GOSULUT.ID – Anggota Komisi III DPRD Provinsi Gorontalo, Faizal Hulukati, menyoroti buruknya kualitas perbaikan jalan yang dinilai terus berulang setiap tahun di perbaiki.
Hal tersebut disampaikannya dalam rapat kerja bersama Balai Wilayah Sungai Sulawesi (BWSS) II, Balai Pelaksanaan Jalan Nasional (BPJN), serta Balai Pelaksanaan Pemilihan Jasa Konstruksi Wilayah Gorontalo (BP2JK), Rabu (07/01/2026)
Aleg PPP III ini mencontohkan kondisi jalan di Kabupaten Gorontalo Utara, tepatnya pada ruas dari Kantor Bupati hingga Atinggola, yang dinilainya mengalami kerusakan parah meski baru saja diperbaiki. Bahkan, menurutnya, kerusakan kembali terjadi dalam waktu kurang dari satu bulan setelah pekerjaan selesai.

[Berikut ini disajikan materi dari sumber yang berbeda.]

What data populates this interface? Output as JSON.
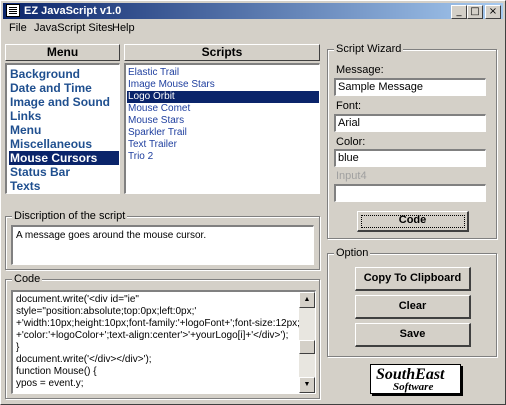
{
  "window": {
    "title": "EZ JavaScript v1.0"
  },
  "menubar": {
    "items": [
      "File",
      "JavaScript Sites",
      "Help"
    ]
  },
  "menu_list": {
    "header": "Menu",
    "items": [
      "Background",
      "Date and Time",
      "Image and Sound",
      "Links",
      "Menu",
      "Miscellaneous",
      "Mouse Cursors",
      "Status Bar",
      "Texts"
    ],
    "selected": "Mouse Cursors"
  },
  "scripts_list": {
    "header": "Scripts",
    "items": [
      "Elastic Trail",
      "Image Mouse Stars",
      "Logo Orbit",
      "Mouse Comet",
      "Mouse Stars",
      "Sparkler Trail",
      "Text Trailer",
      "Trio 2"
    ],
    "selected": "Logo Orbit"
  },
  "description": {
    "legend": "Discription of the script",
    "text": "A message goes around the mouse cursor."
  },
  "code": {
    "legend": "Code",
    "lines": [
      "document.write('<div id=\"ie\"",
      "style=\"position:absolute;top:0px;left:0px;'",
      "+'width:10px;height:10px;font-family:'+logoFont+';font-size:12px;'",
      "+'color:'+logoColor+';text-align:center'>'+yourLogo[i]+'</div>');",
      "}",
      "document.write('</div></div>');",
      "function Mouse() {",
      "ypos = event.y;"
    ]
  },
  "wizard": {
    "legend": "Script Wizard",
    "fields": [
      {
        "label": "Message:",
        "value": "Sample Message",
        "disabled": false
      },
      {
        "label": "Font:",
        "value": "Arial",
        "disabled": false
      },
      {
        "label": "Color:",
        "value": "blue",
        "disabled": false
      },
      {
        "label": "Input4",
        "value": "",
        "disabled": true
      }
    ],
    "code_button": "Code"
  },
  "option": {
    "legend": "Option",
    "copy_button": "Copy To Clipboard",
    "clear_button": "Clear",
    "save_button": "Save"
  },
  "logo": {
    "line1": "SouthEast",
    "line2": "Software"
  },
  "colors": {
    "title_start": "#0a246a",
    "title_end": "#a6caf0",
    "selection": "#0a246a",
    "list_text": "#1f4f8f",
    "face": "#d4d0c8"
  }
}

“Saya mengetahuinya karena kerap melewati jalan disitu, kondisinya sangat parah. Baru dikerjakan, tidak sampai sebulan sudah rusak lagi,” ujarnya.

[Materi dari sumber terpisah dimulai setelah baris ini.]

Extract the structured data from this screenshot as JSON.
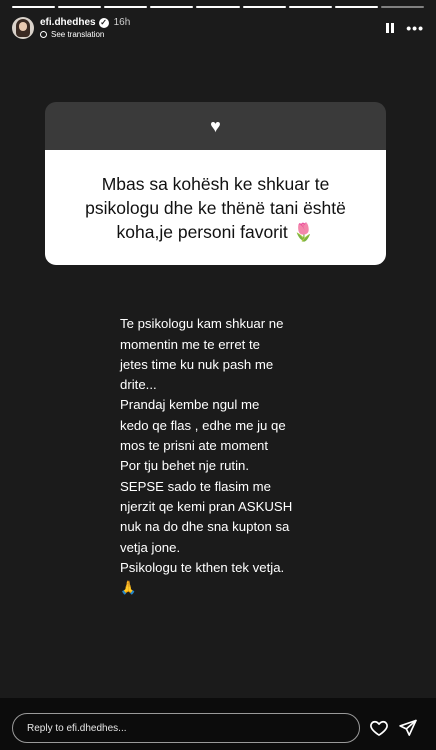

Ia menegaskan persoalan tersebut perlu mendapat perhatian serius dari pihak balai dan penyedia jasa. Faizal berharap pada tahun 2026 permasalahan serupa tidak lagi terulang.
Selain kualitas pekerjaan, Faizal juga menyoroti proses penyediaan jasa konstruksi. Ia menyayangkan banyak proyek justru dikerjakan oleh perusahaan dari luar daerah yang tidak memiliki peralatan di Gorontalo. Bahkan, tenaga kerja yang digunakan pun didatangkan dari luar daerah, seperti yang ditemukan di wilayah Boalemo
“Bukan kita maunya pengusaha lokal, tapi kenyataannya yang dimenangkan justru dari luar daerah dan mereka tidak punya alat di Gorontalo. Tukangnya pun didatangkan dari Jawa seperti yang kami temukan di Tilamuta,” katanya.

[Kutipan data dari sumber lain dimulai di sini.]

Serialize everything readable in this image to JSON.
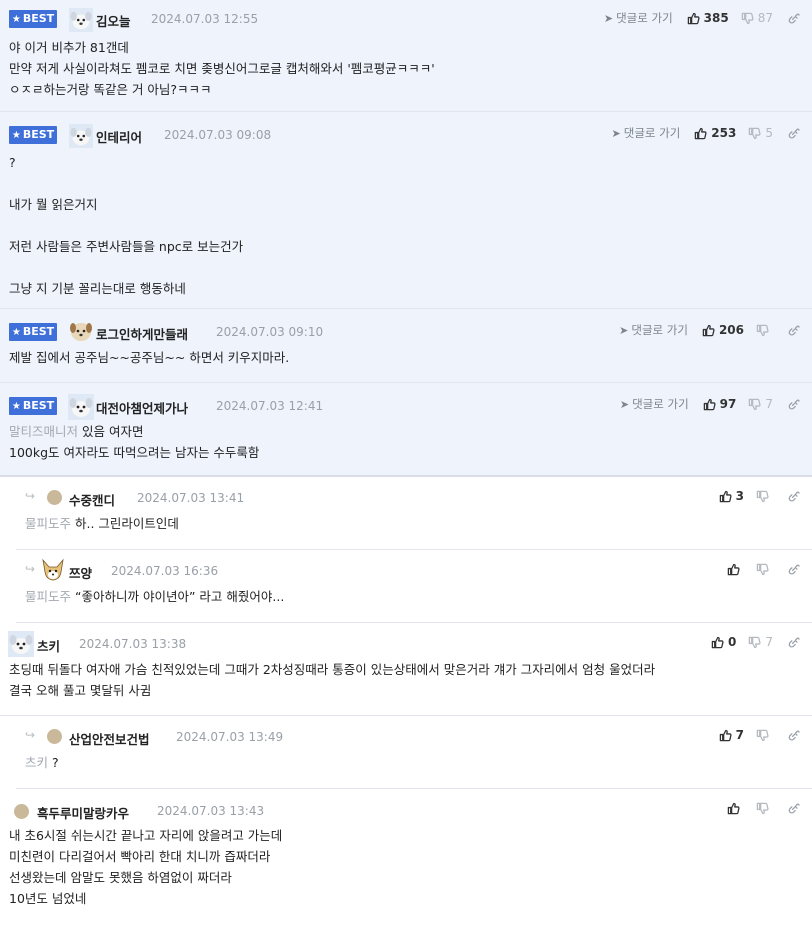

Ia menambahkan, meskipun anggaran pembangunan infrastruktur masuk ke Gorontalo, namun hasilnya tidak bertahan lama. Ia menilai hal ini merugikan masyarakat karena jalan yang telah diperbaiki kembali rusak dalam waktu satu hingga dua tahun.
“Yang kami dari Komisi III harapkan pengawasan kerja lebih ditingkatkan agar pekerjaan yang diperbaiki tidak rusak lagi,” tandasnya.